Phys Rev Lett. 2019 Jun 14;122(23):231603. doi: 10.1103/PhysRevLett.122.231603.
A famous example of gauge-gravity duality is the result that the entropy density of the strongly coupled N=4 supersymmetric Yang-Mills theory in four dimensions for large N is exactly 3/4 of the Stefan-Boltzmann limit. In this work, I revisit the massless O(N) model in 2+1 dimensions, which is analytically solvable at a finite-temperature T for all couplings λ in the large N limit. I find that the entropy density monotonically decreases from the Stefan-Boltzmann limit at λ=0 to exactly 4/5 of the Stefan-Boltzmann limit at λ=∞. Calculating the retarded energy-momentum tensor correlator in the scalar channel at λ=∞, I find that it has two logarithmic branch cuts originating at ω=±4Tln(1+sqrt[5]/2) but no singularities in the whole complex frequency plane. I show that the ratio 4/5 and the location of the branch points both are universal within a large class of bosonic conformal field theories in 2+1 dimensions.

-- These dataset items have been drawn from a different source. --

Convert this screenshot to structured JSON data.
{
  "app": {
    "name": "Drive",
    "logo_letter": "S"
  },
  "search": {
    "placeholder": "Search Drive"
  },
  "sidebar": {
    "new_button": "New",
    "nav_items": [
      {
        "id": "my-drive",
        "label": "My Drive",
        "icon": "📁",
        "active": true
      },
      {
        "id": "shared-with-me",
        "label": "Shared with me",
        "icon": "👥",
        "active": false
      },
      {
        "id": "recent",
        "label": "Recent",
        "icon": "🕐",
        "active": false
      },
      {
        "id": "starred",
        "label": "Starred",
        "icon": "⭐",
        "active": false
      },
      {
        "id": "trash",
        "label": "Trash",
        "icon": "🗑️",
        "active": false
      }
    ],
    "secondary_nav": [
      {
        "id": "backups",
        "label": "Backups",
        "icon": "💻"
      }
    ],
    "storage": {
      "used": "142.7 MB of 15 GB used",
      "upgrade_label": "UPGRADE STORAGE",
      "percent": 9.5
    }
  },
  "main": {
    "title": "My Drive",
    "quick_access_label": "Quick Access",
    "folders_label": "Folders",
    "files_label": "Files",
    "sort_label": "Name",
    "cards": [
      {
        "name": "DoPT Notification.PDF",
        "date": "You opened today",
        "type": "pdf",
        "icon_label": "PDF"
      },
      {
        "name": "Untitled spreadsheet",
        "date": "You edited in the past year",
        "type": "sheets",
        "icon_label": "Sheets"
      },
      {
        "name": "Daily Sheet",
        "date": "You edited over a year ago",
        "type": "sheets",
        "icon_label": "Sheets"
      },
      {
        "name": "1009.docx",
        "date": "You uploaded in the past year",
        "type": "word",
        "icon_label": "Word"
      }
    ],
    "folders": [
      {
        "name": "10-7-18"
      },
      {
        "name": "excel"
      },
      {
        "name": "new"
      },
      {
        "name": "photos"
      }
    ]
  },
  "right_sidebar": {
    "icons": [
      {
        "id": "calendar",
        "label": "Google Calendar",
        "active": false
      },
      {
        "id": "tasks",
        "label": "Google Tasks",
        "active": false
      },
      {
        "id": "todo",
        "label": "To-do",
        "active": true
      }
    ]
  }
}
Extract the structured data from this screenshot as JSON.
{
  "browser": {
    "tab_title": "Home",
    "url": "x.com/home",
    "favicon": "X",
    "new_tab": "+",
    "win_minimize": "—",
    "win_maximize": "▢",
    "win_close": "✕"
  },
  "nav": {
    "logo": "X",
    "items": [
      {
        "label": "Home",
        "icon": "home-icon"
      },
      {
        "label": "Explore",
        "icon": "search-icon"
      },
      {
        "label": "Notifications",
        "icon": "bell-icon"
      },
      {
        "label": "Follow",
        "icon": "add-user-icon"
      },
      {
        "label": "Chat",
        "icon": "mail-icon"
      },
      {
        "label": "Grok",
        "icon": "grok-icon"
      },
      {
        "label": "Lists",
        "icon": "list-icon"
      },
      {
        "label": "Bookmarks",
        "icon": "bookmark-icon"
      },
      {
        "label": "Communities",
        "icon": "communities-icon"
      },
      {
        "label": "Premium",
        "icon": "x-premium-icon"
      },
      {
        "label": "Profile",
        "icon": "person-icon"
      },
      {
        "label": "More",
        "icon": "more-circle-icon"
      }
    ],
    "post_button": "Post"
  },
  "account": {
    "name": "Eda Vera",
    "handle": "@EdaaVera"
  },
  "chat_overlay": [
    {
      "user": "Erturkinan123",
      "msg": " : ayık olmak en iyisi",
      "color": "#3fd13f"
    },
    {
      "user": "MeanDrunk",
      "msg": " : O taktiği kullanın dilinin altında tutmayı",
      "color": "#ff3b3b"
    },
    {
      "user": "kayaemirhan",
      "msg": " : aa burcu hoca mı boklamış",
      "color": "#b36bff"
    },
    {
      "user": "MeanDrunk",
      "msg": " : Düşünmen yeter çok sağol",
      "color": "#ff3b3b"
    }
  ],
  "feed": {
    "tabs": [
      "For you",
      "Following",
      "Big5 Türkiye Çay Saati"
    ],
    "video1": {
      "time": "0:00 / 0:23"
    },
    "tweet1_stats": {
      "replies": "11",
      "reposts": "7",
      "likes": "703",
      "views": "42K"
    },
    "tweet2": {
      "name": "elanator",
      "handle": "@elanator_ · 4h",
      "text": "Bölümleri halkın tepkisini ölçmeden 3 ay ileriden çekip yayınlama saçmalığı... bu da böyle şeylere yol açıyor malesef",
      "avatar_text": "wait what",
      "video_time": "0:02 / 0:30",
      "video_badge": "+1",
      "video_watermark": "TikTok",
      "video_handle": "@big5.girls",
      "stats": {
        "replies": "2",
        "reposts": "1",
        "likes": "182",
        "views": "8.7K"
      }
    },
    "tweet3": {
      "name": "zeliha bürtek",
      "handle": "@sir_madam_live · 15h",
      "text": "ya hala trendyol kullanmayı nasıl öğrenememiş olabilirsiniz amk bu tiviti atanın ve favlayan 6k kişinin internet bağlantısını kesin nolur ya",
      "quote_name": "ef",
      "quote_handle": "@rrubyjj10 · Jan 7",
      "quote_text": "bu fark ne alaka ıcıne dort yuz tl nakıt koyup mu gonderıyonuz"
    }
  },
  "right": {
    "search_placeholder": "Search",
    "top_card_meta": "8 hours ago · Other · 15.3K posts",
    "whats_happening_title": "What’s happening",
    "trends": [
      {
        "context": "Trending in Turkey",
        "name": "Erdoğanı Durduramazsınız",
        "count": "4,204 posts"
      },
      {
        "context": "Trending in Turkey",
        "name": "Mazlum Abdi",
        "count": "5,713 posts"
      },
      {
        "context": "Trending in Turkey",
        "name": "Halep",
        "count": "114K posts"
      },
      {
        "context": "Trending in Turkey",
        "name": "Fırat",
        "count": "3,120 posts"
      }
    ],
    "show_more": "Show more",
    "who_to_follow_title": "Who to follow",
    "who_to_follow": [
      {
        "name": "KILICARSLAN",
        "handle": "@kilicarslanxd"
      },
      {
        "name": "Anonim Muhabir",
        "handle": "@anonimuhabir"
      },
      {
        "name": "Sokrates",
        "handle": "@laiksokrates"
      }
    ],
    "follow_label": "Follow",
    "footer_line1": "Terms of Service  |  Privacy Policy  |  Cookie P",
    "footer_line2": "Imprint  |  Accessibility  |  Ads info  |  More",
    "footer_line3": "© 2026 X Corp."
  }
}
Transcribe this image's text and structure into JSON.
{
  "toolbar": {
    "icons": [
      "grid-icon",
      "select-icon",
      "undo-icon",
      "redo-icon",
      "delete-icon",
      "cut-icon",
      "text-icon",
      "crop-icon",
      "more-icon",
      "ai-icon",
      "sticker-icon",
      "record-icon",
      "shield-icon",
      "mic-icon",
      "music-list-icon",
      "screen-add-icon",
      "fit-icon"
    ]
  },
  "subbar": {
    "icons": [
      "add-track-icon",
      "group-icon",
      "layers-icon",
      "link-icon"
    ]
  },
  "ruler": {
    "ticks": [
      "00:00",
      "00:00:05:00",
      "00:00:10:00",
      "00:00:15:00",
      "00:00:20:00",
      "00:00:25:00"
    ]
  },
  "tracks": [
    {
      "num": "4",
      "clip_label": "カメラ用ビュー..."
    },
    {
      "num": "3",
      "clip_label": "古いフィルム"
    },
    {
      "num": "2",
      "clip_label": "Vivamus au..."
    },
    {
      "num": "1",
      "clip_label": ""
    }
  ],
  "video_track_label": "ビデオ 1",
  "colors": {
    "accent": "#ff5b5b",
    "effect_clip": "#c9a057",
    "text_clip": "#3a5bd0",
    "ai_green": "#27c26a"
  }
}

规范-引力对偶的一个著名例子是这样一个结果:对于大N的四维强耦合N = 4超对称杨-米尔斯理论,其熵密度恰好是斯特藩-玻尔兹曼极限的3/4。在这项工作中,我重新审视了2 + 1维的无质量O(N)模型,该模型在大N极限下对于所有耦合常数λ在有限温度T时是可解析求解的。我发现熵密度从λ = 0时的斯特藩-玻尔兹曼极限单调下降到λ = ∞时恰好是斯特藩-玻尔兹曼极限的4/5。在λ = ∞时标量通道中计算推迟能量-动量张量关联函数,我发现它有两个源于ω = ±4Tln(1 + √5/2)的对数分支割线,但在整个复频率平面上没有奇点。我表明4/5这个比值以及分支点的位置在2 + 1维的一大类玻色共形场论中都是普适的。